PfSPZ Vaccine, made by the Rockville, Maryland-based Sanaria Inc., has a live-attenuated form of the malaria parasite P. falciparum sporozoite and was shown to provide at least 90 per cent protection in challenge studies where volunteers were infected with malaria (in a highly controlled way).
Matthew B. Laurens, a professor of paediatrics at the UMSOM and head of the CVD’s malaria research group, said: “Our study shows that the vaccine can be given to malaria-experienced adults in a highly endemic area and still provide protection, which is difficult and complicated as these individuals already have significant immune responses to malaria parasites that must be overcome by a vaccine for it to be successful.”
The two-part study was conducted in the US,Tanzania, and Burkina Faso.
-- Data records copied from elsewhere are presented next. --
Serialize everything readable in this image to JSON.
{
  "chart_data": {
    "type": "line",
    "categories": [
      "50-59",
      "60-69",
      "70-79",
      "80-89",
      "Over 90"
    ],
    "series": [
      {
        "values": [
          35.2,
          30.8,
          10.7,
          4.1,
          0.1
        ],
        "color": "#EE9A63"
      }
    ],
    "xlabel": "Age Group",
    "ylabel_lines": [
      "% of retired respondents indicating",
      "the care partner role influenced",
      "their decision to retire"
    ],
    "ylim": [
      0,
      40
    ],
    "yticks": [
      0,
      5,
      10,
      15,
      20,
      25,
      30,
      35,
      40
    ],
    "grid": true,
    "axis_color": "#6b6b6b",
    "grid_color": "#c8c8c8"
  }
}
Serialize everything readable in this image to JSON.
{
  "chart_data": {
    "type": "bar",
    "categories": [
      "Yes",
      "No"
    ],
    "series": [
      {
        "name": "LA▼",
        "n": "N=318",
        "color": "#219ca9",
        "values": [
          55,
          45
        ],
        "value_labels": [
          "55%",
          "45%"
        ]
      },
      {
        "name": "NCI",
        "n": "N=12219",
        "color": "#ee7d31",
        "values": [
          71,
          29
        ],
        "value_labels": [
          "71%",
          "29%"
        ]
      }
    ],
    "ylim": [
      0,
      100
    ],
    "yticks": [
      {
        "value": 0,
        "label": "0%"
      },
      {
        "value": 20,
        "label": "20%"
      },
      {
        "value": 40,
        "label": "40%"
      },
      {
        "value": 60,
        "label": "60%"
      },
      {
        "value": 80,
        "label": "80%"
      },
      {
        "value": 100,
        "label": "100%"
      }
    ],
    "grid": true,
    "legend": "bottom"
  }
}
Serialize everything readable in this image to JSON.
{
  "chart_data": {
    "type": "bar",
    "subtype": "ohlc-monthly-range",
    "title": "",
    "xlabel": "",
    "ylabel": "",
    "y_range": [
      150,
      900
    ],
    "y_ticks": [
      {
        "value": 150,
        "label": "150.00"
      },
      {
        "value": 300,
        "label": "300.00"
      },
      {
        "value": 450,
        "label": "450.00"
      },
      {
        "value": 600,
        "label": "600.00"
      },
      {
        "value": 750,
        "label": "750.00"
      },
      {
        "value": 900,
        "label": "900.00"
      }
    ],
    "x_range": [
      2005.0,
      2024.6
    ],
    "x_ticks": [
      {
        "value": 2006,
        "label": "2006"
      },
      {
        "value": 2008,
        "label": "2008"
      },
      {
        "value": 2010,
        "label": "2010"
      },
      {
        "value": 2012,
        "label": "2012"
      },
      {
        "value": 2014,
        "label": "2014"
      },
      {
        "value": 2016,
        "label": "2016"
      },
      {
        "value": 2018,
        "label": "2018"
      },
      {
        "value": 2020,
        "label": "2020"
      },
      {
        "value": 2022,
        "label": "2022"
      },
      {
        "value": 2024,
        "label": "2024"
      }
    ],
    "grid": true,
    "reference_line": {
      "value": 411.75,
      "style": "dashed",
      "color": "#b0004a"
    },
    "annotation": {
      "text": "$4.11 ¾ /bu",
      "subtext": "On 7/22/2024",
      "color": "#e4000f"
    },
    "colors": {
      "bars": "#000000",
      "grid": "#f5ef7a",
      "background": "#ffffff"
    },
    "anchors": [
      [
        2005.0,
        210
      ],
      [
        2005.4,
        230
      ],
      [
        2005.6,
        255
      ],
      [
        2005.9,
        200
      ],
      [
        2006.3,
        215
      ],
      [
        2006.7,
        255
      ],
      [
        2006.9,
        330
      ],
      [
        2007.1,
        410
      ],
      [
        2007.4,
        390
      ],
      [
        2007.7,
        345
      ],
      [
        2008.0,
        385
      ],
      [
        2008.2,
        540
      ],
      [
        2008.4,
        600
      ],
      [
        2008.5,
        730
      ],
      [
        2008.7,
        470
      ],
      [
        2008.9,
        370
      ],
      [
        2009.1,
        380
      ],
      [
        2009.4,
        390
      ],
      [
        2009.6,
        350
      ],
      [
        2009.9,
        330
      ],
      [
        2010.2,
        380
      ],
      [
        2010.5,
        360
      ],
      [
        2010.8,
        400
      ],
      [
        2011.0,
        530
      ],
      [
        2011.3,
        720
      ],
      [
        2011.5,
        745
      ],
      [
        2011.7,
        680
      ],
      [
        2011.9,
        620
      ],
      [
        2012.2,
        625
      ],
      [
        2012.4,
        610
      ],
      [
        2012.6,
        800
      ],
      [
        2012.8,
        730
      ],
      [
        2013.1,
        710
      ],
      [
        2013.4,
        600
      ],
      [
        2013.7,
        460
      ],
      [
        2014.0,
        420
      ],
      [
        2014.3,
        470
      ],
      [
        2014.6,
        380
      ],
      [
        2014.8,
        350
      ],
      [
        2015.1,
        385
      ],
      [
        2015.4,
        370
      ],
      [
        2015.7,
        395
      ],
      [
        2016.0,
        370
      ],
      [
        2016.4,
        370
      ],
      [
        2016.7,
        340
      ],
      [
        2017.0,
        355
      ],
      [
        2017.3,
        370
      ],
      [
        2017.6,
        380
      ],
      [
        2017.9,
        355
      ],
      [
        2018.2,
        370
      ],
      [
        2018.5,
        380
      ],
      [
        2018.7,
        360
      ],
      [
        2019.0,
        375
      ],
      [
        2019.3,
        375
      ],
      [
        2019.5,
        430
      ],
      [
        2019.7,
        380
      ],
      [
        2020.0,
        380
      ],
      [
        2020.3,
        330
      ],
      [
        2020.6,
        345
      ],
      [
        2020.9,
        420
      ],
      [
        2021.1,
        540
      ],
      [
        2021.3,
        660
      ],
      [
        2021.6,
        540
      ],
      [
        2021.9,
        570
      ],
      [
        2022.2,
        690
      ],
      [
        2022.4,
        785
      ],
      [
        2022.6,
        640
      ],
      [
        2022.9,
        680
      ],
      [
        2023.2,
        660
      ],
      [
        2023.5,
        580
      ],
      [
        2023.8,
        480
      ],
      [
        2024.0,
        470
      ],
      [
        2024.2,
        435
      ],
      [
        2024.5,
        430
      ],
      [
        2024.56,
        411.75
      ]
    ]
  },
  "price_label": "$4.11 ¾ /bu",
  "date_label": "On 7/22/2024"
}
The first part was in the US and Tanzania in 2016 and enrolled 32 adults in a dose-escalation phase. The second part was in Burkina Faso in 2017 and enrolled 80 adults in a randomised trial in which 39 received PfSPZ Vaccine (a 10-fold higher dose than was used in the first part) and 41 the placebo. Study participants were healthy men and non-pregnant women aged from 21 to 40. The vaccines were well tolerated and without concerning side effects according to the UMSOM release. In African adults who previously had malaria, PfSPZ provided 52 per cent efficacy against naturally transmitted malaria infection. Protection lasted eight to 14 months.